Monday, November 06, 2006

You know that old joke--why do New Yorkers wear black? They're waiting for something darker to come along.

Jokes aside, people wear a lot of black in this town, year round. But the breadth of the embrace became very clear today when I got on the subway and all I could see were a series of heads lost in a sea of black clothing. Black jackets and pants and scarves and hats. This is precisely the time of year when we feel the gloom the most. It's dark at 5 pm. The skies are murky. The trees are shedding their greenery. The concrete of the city is more pronounced and gritty than ever. It's depressing. Would a little color hurt you people?
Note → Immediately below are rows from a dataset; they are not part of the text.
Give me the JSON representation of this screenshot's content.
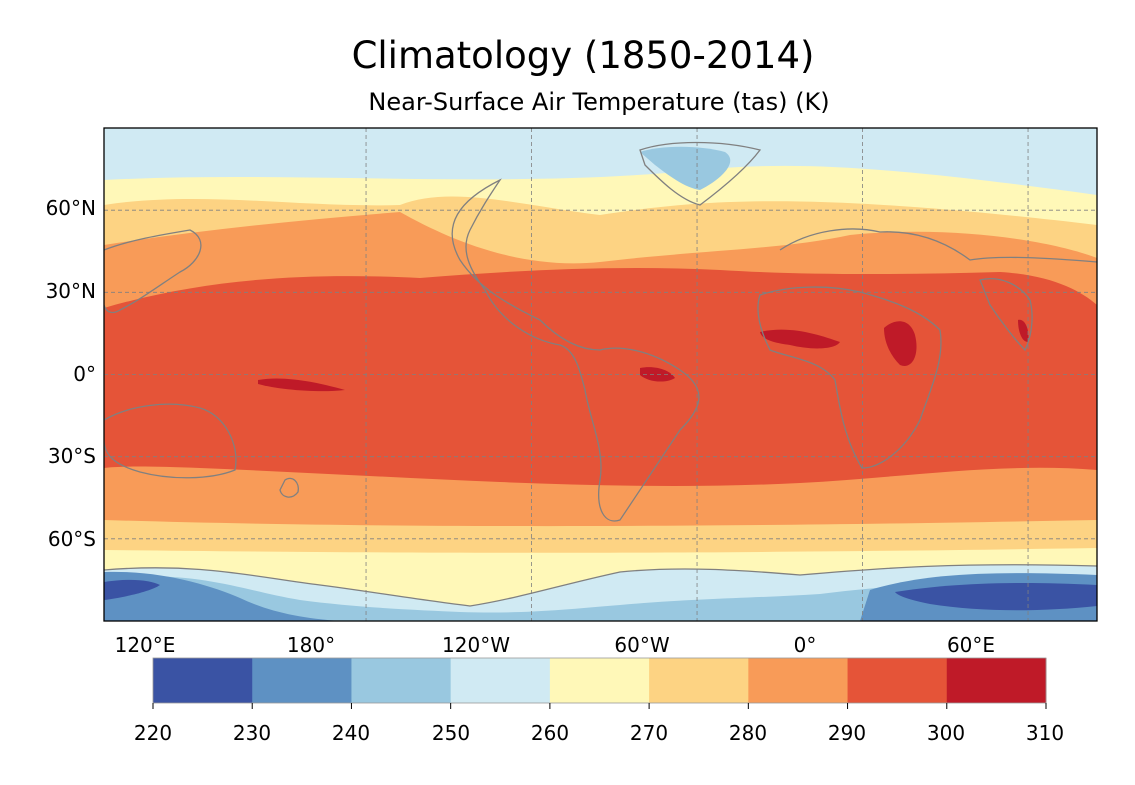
{
  "title": "Climatology (1850-2014)",
  "subtitle": "Near-Surface Air Temperature (tas) (K)",
  "map": {
    "projection": "PlateCarree",
    "central_longitude": -150,
    "lon_range": [
      -335,
      25
    ],
    "lat_range": [
      -90,
      90
    ],
    "lat_labels": [
      "60°N",
      "30°N",
      "0°",
      "30°S",
      "60°S"
    ],
    "lat_values": [
      60,
      30,
      0,
      -30,
      -60
    ],
    "lon_labels": [
      "120°E",
      "180°",
      "120°W",
      "60°W",
      "0°",
      "60°E"
    ],
    "lon_values": [
      120,
      180,
      240,
      300,
      360,
      420
    ],
    "coastline_color": "#808080",
    "grid_color": "#808080"
  },
  "colorbar": {
    "levels": [
      220,
      230,
      240,
      250,
      260,
      270,
      280,
      290,
      300,
      310
    ],
    "tick_labels": [
      "220",
      "230",
      "240",
      "250",
      "260",
      "270",
      "280",
      "290",
      "300",
      "310"
    ],
    "colors": [
      "#3a53a4",
      "#5e91c3",
      "#99c8e0",
      "#d0eaf3",
      "#fff8b8",
      "#fdd383",
      "#f89b58",
      "#e55438",
      "#bf1a28"
    ],
    "orientation": "horizontal"
  }
}
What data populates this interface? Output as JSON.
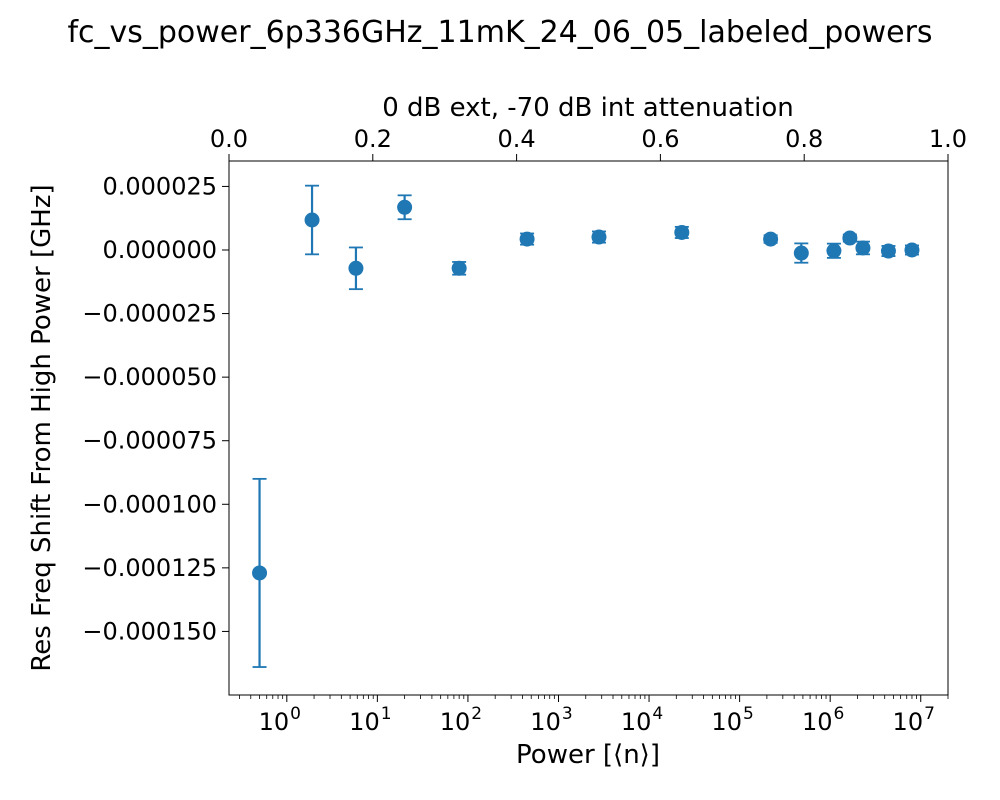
{
  "chart_data": {
    "type": "scatter",
    "title": "fc_vs_power_6p336GHz_11mK_24_06_05_labeled_powers",
    "xlabel": "Power [⟨n⟩]",
    "ylabel": "Res Freq Shift From High Power [GHz]",
    "top_xlabel": "0 dB ext, -70 dB int attenuation",
    "x_scale": "log",
    "xlim": [
      0.23,
      20000000
    ],
    "ylim": [
      -0.000175,
      3.5e-05
    ],
    "top_xlim": [
      0,
      1
    ],
    "x_tick_base": "10",
    "x_tick_exponents": [
      "0",
      "1",
      "2",
      "3",
      "4",
      "5",
      "6",
      "7"
    ],
    "y_ticks": [
      "0.000025",
      "0.000000",
      "−0.000025",
      "−0.000050",
      "−0.000075",
      "−0.000100",
      "−0.000125",
      "−0.000150"
    ],
    "y_tick_values": [
      2.5e-05,
      0,
      -2.5e-05,
      -5e-05,
      -7.5e-05,
      -0.0001,
      -0.000125,
      -0.00015
    ],
    "top_ticks": [
      "0.0",
      "0.2",
      "0.4",
      "0.6",
      "0.8",
      "1.0"
    ],
    "top_tick_values": [
      0,
      0.2,
      0.4,
      0.6,
      0.8,
      1.0
    ],
    "color": "#1f77b4",
    "grid": false,
    "series": [
      {
        "x": [
          0.5,
          1.9,
          5.8,
          20,
          80,
          450,
          2800,
          23000,
          220000,
          480000,
          1100000,
          1650000,
          2300000,
          4400000,
          8000000
        ],
        "y": [
          -0.000127,
          1.18e-05,
          -7.2e-06,
          1.68e-05,
          -7.2e-06,
          4.3e-06,
          5.1e-06,
          6.9e-06,
          4.3e-06,
          -1.2e-06,
          -3e-07,
          4.7e-06,
          8e-07,
          -4e-07,
          0.0
        ],
        "yerr": [
          3.7e-05,
          1.35e-05,
          8.2e-06,
          4.7e-06,
          2.5e-06,
          2.2e-06,
          2.2e-06,
          2.2e-06,
          1.5e-06,
          3.8e-06,
          2.8e-06,
          1.4e-06,
          2.5e-06,
          2e-06,
          1.8e-06
        ]
      }
    ]
  }
}
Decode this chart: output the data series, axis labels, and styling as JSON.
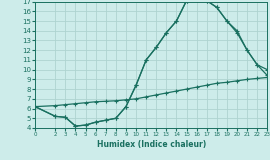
{
  "bg_color": "#cdecea",
  "grid_color": "#aed4d0",
  "line_color": "#1a7060",
  "line_width": 0.9,
  "marker": "+",
  "marker_size": 3.5,
  "marker_edge_width": 0.8,
  "xlabel": "Humidex (Indice chaleur)",
  "xlim": [
    0,
    23
  ],
  "ylim": [
    4,
    17
  ],
  "xticks": [
    0,
    2,
    3,
    4,
    5,
    6,
    7,
    8,
    9,
    10,
    11,
    12,
    13,
    14,
    15,
    16,
    17,
    18,
    19,
    20,
    21,
    22,
    23
  ],
  "yticks": [
    4,
    5,
    6,
    7,
    8,
    9,
    10,
    11,
    12,
    13,
    14,
    15,
    16,
    17
  ],
  "line1_x": [
    0,
    2,
    3,
    4,
    5,
    6,
    7,
    8,
    9,
    10,
    11,
    12,
    13,
    14,
    15,
    16,
    17,
    18,
    19,
    20,
    21,
    22,
    23
  ],
  "line1_y": [
    6.2,
    6.3,
    6.4,
    6.5,
    6.6,
    6.7,
    6.75,
    6.8,
    6.9,
    7.0,
    7.2,
    7.4,
    7.6,
    7.8,
    8.0,
    8.2,
    8.4,
    8.6,
    8.7,
    8.85,
    9.0,
    9.1,
    9.2
  ],
  "line2_x": [
    0,
    2,
    3,
    4,
    5,
    6,
    7,
    8,
    9,
    10,
    11,
    12,
    13,
    14,
    15,
    16,
    17,
    18,
    19,
    20,
    21,
    22,
    23
  ],
  "line2_y": [
    6.2,
    5.2,
    5.1,
    4.2,
    4.3,
    4.6,
    4.8,
    5.0,
    6.2,
    8.4,
    11.0,
    12.3,
    13.8,
    15.0,
    17.1,
    17.2,
    17.1,
    16.4,
    15.0,
    14.0,
    12.0,
    10.5,
    10.0
  ],
  "line3_x": [
    0,
    2,
    3,
    4,
    5,
    6,
    7,
    8,
    9,
    10,
    11,
    12,
    13,
    14,
    15,
    16,
    17,
    18,
    19,
    20,
    21,
    22,
    23
  ],
  "line3_y": [
    6.2,
    5.2,
    5.1,
    4.2,
    4.3,
    4.6,
    4.8,
    5.0,
    6.2,
    8.4,
    11.0,
    12.3,
    13.8,
    15.0,
    17.1,
    17.2,
    17.1,
    16.4,
    15.0,
    13.8,
    12.0,
    10.5,
    9.4
  ]
}
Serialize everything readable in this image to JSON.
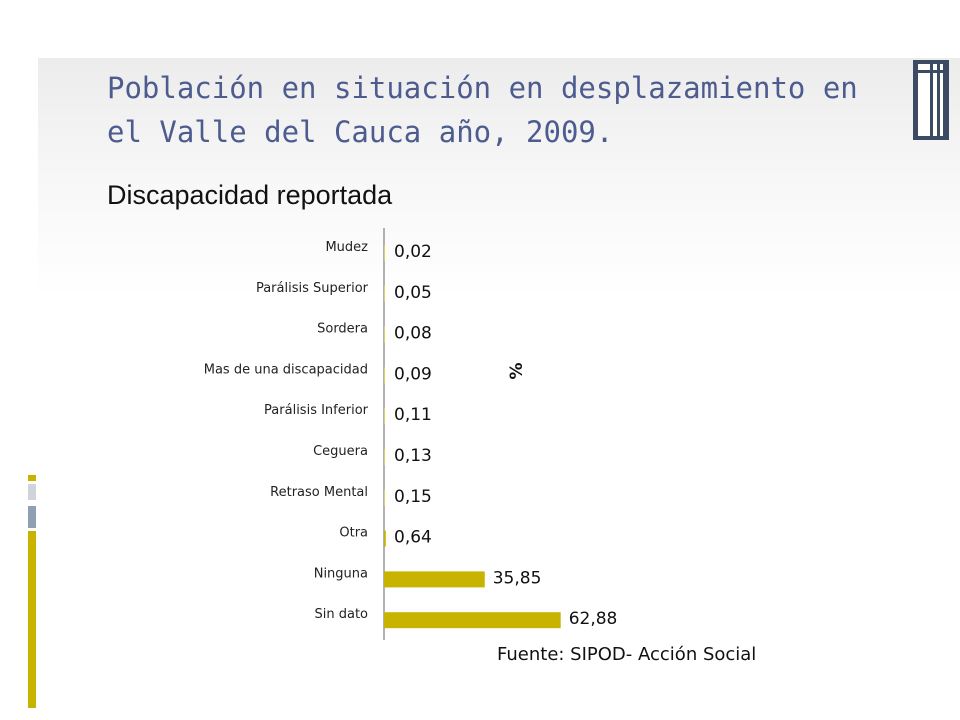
{
  "slide": {
    "title": "Población en situación en desplazamiento en el Valle del Cauca año, 2009.",
    "subtitle": "Discapacidad reportada",
    "source": "Fuente: SIPOD- Acción Social"
  },
  "colors": {
    "accent": "#c8b400",
    "title": "#4d5b8f"
  },
  "chart_data": {
    "type": "bar",
    "orientation": "horizontal",
    "ylabel": "%",
    "categories": [
      "Mudez",
      "Parálisis Superior",
      "Sordera",
      "Mas de una discapacidad",
      "Parálisis Inferior",
      "Ceguera",
      "Retraso Mental",
      "Otra",
      "Ninguna",
      "Sin dato"
    ],
    "values": [
      0.02,
      0.05,
      0.08,
      0.09,
      0.11,
      0.13,
      0.15,
      0.64,
      35.85,
      62.88
    ],
    "data_labels": [
      "0,02",
      "0,05",
      "0,08",
      "0,09",
      "0,11",
      "0,13",
      "0,15",
      "0,64",
      "35,85",
      "62,88"
    ],
    "xlim": [
      0,
      100
    ],
    "bar_color": "#c8b400",
    "grid": false,
    "legend": "none"
  }
}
Besides the continued embrace of the dark clothing, this is also the time of year my least favorite fashion trend makes its' annual reappearance. The puffy quilted coat. This heinous wardrobe eyesore never seems to go out of style. It may keep the wearer warm, but it would make even a supermodel look like the Michelin Man. It's unflattering in the extreme, yet every cold season, people trot this sleeping bag with arms out of their deep storage. I despise the puffy jacket with a passion.

Likewise the wool caps with the chin straps and the fuzzy yarn balls on the top of them. They're like something straight out of Dr. Suess. Ladies, this is when the term "age inappropriate" applies. If you're over 15, you should not wear a wool hat with bear ears on them. Or fuzzy balls or strings of yarn that look like pink dreadlocks. Fang always thinks those yarn balls at the top of the peaked stocking caps look like a fuse that needs to be lit. I love that image, but I'm a bit twisted that way.

And Oy! Today I saw a woman wearing leg warmers over her jeans. The return of black leggings was freakish enough, but the leg warmers bunched around her ankles made me want to tackle her right there on 5th Avenue and strip those dreadful things from her calves. Where are the Glamour fashion police when you need them? I could only pass slowly by, giving her the most pained expression while glancing at her calves, then at her face and then back to her calves so she could see I was really trying to help, but she strutted by, blissfully unaware.

I'm still split on rubber rain boots. The classic Wellington always looks good (if not a bit of the fox and hound set), but I saw a woman the other day wearing pink leopard spotted ones with yellow trim. They matched her hair. Well, parts of her hair. It looked kind of good in a Betsey Johnson way, but that's not a good look for everyone.

Naturally, the Ugg boots are making a reappearance. What aptly named footwear. God help us if the mukluks come back.

And as for the sea of black clothing. I'm as guilty as those I criticize. I admit it, black makes my ass look smaller. Still, I'm making a concerted efforts to infuse color on top of the basic black palette. It certainly does make you feel a little brighter during the dark days of winter.

There was a woman who got on the subway today who had fiery red hair and she was wearing a light green tweed coat. She had a thick layer of red lipstick on which lit her whole face up. She lifted my gloom almost immediately.